Arginyl-transfer ribonucleic acid synthetase of Bacillus stearothermophilus. Purification and kinetic analysis.

Abstract

Arginyl-tRNA synthetase from Bacillus stearothermophilus (NCA 1518) has been purified 880-fold to apparent homogeneity as demonstrated by electrophoresis in the presence of sodium dodecyl sulphate. The molecular weight is 59 000 as confirmed by Sephadex G-100 and by sucrose gradient ultracentrifugation. The enzyme is monomeric, no subunits were detected. Its cognate tRNA induces an apparent increase in molecular weight suggesting the dimerisation of the enzyme.
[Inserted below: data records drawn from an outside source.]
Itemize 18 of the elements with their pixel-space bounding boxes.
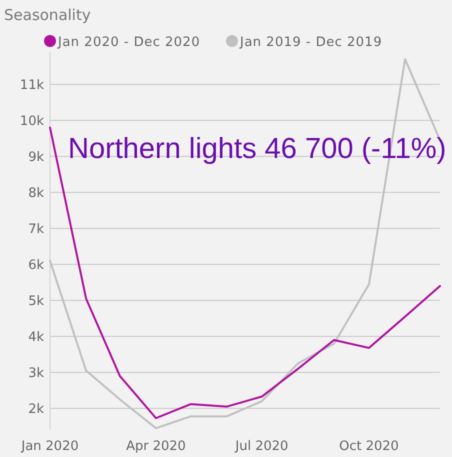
x-tick-label: Jul 2020 xyxy=(234,439,288,454)
y-tick-label: 5k xyxy=(28,294,44,309)
chart-title: Seasonality xyxy=(4,6,91,24)
y-tick-label: 6k xyxy=(28,258,44,273)
y-tick-label: 8k xyxy=(28,186,44,201)
legend-label: Jan 2020 - Dec 2020 xyxy=(57,35,200,50)
y-tick-label: 11k xyxy=(20,78,44,93)
y-tick-label: 2k xyxy=(28,402,44,417)
x-tick-label: Apr 2020 xyxy=(126,439,186,454)
x-tick-label: Jan 2020 xyxy=(20,439,79,454)
legend-label: Jan 2019 - Dec 2019 xyxy=(239,35,382,50)
y-tick-label: 7k xyxy=(28,222,44,237)
y-tick-label: 10k xyxy=(20,114,44,129)
y-tick-label: 3k xyxy=(28,366,44,381)
y-tick-label: 4k xyxy=(28,330,44,345)
annotation: Northern lights 46 700 (-11%) xyxy=(68,133,446,165)
y-tick-label: 9k xyxy=(28,150,44,165)
x-tick-label: Oct 2020 xyxy=(339,439,399,454)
Nevertheless, it is not obvious that the enzyme dimer forms prior to the aminoacylation reaction catalysed by the enzyme. An ATPase activity was found associated to the synthetase but can be neglected because the ATP consumption is too low for hampering the arginyl-tRNA synthetase activity. The order of addition of substrates and release of products has been studied by measurements of initial velocity, product inhibition and dead-end inhibition. The nature of the kinetic patterns indicates that the aminoacylation reaction conforms to the classical concept of the mechanism which includes the formation of an enzyme-bound aminoacyl-adenylate as an intermediate in the first step followed by transfer of the amino acid to tRNA. The first partial reaction, measured by the ATP-32PPi exchange or AMP synthesis in the presence of ATP and arginine, requires tRNA, which is consistent with the model in which tRNAArg is an activator of the arginyladenylate synthesis.